T is a point on the side QR of \[\Delta PQR\]. S is a point such that \[RT = ST\]. Prove that \[PQ + PR > QS\]

Answer 1

Hint: According to the given details in the problem, compare the two triangles \[\Delta PQR\]and \[\Delta QTS\], then prove the sum of the PQ and PR is greater than QS. As we know that a triangle consists of 3 sides and each side has a particular length, so the sum of the two sides of a triangle is greater than the other side of the triangle.

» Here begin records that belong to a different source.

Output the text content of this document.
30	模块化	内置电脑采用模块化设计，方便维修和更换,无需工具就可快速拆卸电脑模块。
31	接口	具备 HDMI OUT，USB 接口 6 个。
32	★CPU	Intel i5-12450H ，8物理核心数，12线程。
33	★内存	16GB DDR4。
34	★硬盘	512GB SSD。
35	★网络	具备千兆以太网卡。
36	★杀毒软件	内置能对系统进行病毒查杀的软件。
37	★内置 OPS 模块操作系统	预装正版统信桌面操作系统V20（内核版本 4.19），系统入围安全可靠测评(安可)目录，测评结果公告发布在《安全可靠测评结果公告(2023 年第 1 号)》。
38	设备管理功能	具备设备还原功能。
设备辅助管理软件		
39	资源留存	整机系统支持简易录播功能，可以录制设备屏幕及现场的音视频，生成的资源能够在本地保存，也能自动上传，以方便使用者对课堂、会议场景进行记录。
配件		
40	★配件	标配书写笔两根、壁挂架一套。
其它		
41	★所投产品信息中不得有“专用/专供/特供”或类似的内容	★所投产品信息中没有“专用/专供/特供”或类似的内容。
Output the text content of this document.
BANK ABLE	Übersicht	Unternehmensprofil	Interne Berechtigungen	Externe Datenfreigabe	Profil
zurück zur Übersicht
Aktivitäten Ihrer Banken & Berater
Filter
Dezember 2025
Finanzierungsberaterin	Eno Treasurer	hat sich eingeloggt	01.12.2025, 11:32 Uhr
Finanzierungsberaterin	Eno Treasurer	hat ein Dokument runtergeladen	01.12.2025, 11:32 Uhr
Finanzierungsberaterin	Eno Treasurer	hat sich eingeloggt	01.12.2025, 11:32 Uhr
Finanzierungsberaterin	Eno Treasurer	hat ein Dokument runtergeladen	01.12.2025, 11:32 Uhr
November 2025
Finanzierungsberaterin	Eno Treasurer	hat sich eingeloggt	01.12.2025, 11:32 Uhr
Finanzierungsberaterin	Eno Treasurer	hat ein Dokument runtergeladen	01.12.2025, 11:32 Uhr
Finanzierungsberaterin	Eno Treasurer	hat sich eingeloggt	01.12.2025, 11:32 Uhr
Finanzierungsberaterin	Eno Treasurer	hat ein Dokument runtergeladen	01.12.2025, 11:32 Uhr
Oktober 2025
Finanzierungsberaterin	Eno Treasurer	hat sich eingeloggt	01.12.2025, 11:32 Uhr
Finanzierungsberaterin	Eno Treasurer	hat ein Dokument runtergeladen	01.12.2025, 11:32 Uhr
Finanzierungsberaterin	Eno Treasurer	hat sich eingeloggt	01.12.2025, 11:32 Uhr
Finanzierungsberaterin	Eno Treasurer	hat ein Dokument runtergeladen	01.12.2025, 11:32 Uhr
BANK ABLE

Complete step-by-step answer:
Given:
T is a point on the side QR of\[\Delta PQR\].
S is a point where \[RT = ST\].
According to the given details and the figure, as we know that the sum of the two sides of the \[\Delta PQR\] is greater than the third side, then from triangle \[\Delta PQR\],
\[PQ + PR > QR\]
According to the diagram, the side QR can be written as the sum of QT and QR, it means \[QR = QT + RT\].
\[PQ + PR > QT + RT\]
So, we will substitute QS in place of RT in the above expression, then we get,
\[PQ + PR > QT + TS\,\]…….(1)
Similarly, from triangle \[\Delta QTS\], the sum of the two sides is always greater than the third side, then the equation will become,
\[QT + TS > QS\,\]……….(2)
Then, according to the equation (2), which is taken from the triangle \[\Delta QTS\], the equation (1) can be written as,
\[\begin{array}{l}
PQ + PR > QT + TS\\
PQ + PR > QS
\end{array}\]
Therefore, it is proved that \[PQ + PR > QS\].

Note: In such types of questions, be aware about all the rules as well as properties related to the triangle, while comparing the two triangles \[\Delta PQR\] and \[\Delta QTS\]. Also, try to take the sides that will accurately prove the required equation that is \[PQ + PR > QS\].